Thorsten

> > Conclusion: don't try to optimise, particularly for a poor system -
> > you might make it better for that system, but more likely you will
> > make it worse for everyone else.
> 
> Judging by framerate comparisons with people in the forum, my system is
> still somewhere in the upper third - many people have to live with less.
> Judging by user requests and comments, more than 90% want higher
> framerate out of the system by any means, you represent a minority of
users
> who would be willing to sacrifice framerate for smoothness.

With your scientific background you should know better than cherry-picking
that statistic. Those on the forum are a self-selected minority of our
users. We have no idea what our users out there are using, neither hardware
nor OS. We don't know if they have tried Advanced Weather and abandoned it,
or put up with stuttering, or never tried it. Anecdotally, there are plenty
of complaints about stuttering, and AFAIKS these are really only apparent
with Advanced Weather or Concorde. 
 
> Most of us are happy to see Rembrandt or lightfields with anything
> resembling 20 fps. So, just who is that 'everyone else'? And for whom do
we
> optimize?
> 
> You're basically saying I should optimize things for you - but that would
make
> it worse for everyone else not running a high-end system.

No I'm most definitely not. What I'm saying is that by "optimising" for a
subset of users, you run the risk of sub-optimising for the rest.

> > Right now, with Advanced Weather we have a weather simulator with a
> > FlightSim attached. We're spending 10 (yes 10!) times as long in the
> > Events Sub-module with Advanced Weather than in Basic, and 5 times as
> > long as we spend in Flight.
> 
> That'd probably be because Advanced Weather does ~10 times more
> complex calculations than Basic weather... And I'm not surprised that it
takes
> more than flight either - flight is comparatively cheap, that ran with
decent
> accuracy 10 years ago. To compute a non-local environment (i.e. that knows
> that conditions 'here' are different from conditions 'there') is quite a
bit more
> expensive and we could not do that 10 years ago. As for your comment, yes,
> that's quite true - that's just how the problem is. Teaching thousands of
> clouds where convection is, or how to flow over terrain obstacles is
> expensive, even if you do it schematically. That's what's needed to give
you
> semi-realistic distributions of clouds. If you're happy with just clouds
in the
> sky, that's cheaper, but not what Advanced Weather is for.
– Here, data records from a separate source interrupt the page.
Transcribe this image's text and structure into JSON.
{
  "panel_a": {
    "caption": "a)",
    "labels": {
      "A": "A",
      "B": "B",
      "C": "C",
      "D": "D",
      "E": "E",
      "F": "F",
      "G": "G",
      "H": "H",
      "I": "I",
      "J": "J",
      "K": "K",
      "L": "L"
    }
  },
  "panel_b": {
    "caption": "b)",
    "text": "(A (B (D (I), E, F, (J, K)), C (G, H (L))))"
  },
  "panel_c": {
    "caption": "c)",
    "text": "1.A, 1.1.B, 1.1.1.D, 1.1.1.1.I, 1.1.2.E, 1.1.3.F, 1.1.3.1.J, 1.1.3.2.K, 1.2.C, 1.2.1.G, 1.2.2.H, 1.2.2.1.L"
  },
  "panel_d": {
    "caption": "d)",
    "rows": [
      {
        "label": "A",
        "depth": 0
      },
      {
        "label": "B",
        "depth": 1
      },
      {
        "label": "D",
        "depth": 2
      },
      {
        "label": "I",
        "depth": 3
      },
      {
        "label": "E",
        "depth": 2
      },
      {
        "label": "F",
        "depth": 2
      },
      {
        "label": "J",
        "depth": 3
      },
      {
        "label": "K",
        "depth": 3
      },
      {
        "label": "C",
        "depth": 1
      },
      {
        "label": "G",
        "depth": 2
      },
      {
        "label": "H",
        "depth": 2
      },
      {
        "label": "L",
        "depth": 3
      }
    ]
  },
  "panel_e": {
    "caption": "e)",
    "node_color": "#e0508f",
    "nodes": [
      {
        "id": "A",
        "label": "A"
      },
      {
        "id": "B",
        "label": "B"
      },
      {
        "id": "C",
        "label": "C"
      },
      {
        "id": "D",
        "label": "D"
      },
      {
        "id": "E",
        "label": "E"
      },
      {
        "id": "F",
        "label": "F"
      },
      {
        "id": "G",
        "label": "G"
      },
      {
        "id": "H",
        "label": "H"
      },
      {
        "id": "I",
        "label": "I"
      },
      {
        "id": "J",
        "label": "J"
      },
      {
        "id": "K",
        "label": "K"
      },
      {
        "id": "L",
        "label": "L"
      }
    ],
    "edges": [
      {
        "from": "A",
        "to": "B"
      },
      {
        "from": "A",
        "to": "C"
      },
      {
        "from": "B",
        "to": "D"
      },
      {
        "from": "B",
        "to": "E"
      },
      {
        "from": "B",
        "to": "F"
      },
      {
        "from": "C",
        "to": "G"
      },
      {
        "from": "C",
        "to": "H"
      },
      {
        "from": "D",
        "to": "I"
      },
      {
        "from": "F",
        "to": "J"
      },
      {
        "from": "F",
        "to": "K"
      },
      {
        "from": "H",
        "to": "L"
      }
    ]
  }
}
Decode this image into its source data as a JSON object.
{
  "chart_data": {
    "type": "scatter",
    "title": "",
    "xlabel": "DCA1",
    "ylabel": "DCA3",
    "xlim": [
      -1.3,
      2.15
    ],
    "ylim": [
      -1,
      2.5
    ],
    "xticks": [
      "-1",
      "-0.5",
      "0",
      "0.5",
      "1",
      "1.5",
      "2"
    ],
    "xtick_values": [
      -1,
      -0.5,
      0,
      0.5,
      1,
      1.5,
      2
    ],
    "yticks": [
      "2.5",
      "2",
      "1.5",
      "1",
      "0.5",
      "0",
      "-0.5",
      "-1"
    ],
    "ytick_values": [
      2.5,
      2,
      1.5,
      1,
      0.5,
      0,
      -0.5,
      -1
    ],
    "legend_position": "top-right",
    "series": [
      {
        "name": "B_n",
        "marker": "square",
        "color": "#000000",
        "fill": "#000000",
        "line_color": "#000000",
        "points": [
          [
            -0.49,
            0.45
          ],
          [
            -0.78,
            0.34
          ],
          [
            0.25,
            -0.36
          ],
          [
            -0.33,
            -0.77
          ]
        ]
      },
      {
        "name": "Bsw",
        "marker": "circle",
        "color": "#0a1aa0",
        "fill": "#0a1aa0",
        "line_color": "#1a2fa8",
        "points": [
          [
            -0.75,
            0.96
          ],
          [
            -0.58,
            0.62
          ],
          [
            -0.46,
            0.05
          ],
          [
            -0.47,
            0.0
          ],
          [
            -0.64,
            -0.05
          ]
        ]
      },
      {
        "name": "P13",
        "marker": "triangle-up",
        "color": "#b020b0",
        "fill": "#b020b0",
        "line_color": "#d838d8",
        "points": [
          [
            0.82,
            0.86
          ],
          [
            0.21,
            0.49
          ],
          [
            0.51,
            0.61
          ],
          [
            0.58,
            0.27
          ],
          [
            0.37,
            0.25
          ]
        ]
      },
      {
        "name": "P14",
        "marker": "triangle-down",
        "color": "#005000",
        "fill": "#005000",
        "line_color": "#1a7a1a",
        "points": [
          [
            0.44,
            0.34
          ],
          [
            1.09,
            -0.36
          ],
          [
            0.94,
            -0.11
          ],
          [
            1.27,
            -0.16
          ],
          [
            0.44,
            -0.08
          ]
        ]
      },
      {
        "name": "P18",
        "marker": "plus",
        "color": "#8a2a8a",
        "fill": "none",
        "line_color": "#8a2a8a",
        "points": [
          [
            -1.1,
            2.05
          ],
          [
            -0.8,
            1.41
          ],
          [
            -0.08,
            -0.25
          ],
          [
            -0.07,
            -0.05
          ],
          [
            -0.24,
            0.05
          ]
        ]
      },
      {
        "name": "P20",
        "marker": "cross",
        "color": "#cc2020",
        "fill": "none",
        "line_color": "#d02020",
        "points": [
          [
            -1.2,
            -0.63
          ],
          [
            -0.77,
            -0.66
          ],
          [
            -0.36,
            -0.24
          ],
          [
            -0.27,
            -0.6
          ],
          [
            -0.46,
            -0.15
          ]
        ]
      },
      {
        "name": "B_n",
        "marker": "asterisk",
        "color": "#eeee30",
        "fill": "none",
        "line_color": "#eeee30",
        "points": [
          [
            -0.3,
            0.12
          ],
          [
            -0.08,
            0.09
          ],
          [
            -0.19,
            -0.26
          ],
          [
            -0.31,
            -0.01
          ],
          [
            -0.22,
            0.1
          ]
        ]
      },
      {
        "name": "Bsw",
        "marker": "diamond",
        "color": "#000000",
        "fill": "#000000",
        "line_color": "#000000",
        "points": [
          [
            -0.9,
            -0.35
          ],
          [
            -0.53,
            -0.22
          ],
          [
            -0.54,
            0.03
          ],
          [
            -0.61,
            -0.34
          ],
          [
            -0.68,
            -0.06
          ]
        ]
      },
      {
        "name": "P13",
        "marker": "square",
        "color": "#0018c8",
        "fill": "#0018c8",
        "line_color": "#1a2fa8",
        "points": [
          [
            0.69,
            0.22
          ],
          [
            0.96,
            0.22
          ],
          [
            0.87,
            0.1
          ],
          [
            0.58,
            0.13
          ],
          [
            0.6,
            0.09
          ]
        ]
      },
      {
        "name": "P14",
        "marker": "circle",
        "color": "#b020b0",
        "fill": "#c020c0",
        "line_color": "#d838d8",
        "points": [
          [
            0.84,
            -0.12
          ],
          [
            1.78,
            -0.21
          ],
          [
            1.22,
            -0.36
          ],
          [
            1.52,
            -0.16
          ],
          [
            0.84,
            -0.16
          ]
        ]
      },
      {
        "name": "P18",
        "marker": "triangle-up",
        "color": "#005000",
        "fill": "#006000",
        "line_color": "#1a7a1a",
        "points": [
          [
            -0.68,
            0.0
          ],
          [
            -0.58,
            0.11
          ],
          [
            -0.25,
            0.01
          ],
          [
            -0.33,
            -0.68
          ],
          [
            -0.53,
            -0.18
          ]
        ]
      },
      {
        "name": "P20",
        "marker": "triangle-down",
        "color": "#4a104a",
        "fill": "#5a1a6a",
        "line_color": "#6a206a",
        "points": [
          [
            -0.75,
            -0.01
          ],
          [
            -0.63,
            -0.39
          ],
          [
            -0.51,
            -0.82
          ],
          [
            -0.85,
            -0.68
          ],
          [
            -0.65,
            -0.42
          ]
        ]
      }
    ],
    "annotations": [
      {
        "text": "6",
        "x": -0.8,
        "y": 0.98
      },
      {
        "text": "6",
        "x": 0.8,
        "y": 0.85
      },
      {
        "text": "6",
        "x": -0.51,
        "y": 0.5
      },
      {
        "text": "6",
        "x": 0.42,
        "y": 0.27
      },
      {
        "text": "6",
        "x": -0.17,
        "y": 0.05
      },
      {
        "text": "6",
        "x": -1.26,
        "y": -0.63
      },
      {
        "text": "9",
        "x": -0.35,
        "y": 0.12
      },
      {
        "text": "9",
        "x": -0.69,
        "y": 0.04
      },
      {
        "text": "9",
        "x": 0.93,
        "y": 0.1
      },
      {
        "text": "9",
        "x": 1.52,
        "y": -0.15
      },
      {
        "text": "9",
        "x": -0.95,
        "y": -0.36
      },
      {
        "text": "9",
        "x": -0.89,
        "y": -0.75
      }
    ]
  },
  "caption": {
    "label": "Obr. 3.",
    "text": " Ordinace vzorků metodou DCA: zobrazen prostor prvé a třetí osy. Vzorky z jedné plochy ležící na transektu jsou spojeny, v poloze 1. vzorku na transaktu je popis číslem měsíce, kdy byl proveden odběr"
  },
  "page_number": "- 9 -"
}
I think Advanced Weather is good. I'd like the opportunity to exploit my
(fairly - it's getting a bit long in the tooth now) high end system to enjoy
it - not have to put up with an experience that is not as good overall as
basic weather.

> > Writing data to the Property Tree is bad.  This one is not evidence
> > based
> 
> That's evidence based (I have done some testing a while ago just how long
it
> takes) - it's currently minimized in my code, but the tree is the
interface
> between menu, C++, Shaders and Nasal, so ultimately some stuff has to be
> written or read.
> 
> > To be honest, I think there are design difficulties with Advanced
> > Weather.
> > There should only be one loop - the "update loop" - running at main
> > frame rate which activates/deactivates the various sub-modules as
> > required. I think I have done enough work here to demonstrate that
> > this is a viable way forward.
> 
> The current design with multiple loops
> 
> * has robustness  (a problem in one submodule doesn't crash the whole
> system)
> * has good framerates (which is an issue for the majority of us)
> * is easy to debug (as it doesn't hand over too many parameters between
> iterations)

Unfortunately, Advanced Weather can and does crash Fg here. I haven't looked
into it properly - but there's no obvious reason atm.

> If running the individual loops at main framerate solves your smoothness
> problems, then we can start for instance making the loop timers user-
> configurable. Sacrificing framerate for smoothness is a compromise you
> might be willing to make, but I am not, I need the framerate.

Yup - with "bare" fg I can see over 200fps (not at KSFO of course). I can
spare a few for smoothness.

> I agree that for your problem, your solution is the correct way forward -
but
> my problems are different from yours. So what do we do about that?

For a start we can try to make the Nasal better, I think that might help a
bit. I spent an hour or so picking over your code. So far I've found:

88 declared but unused variables
47 declarations of the same or similar variables
427 instances of "else if" instead of "elsif"
100 instances of I = I + 1 instead of i+=1
Numerous examples of variables declared inside for loops, and some of those
are inside other for loops
Variables declared inside condition statements.

Nasal is tolerant of those kind of things where other languages/compilers
would  at least warn you, and might throw an error. Nasal might even
optimise them away, I don't know. They're probably mostly style rather than
substance, but on the other hand every little helps. I'll go on fixing them
and see if it makes any difference. 

 I'm still hopeful that we will get a better GC.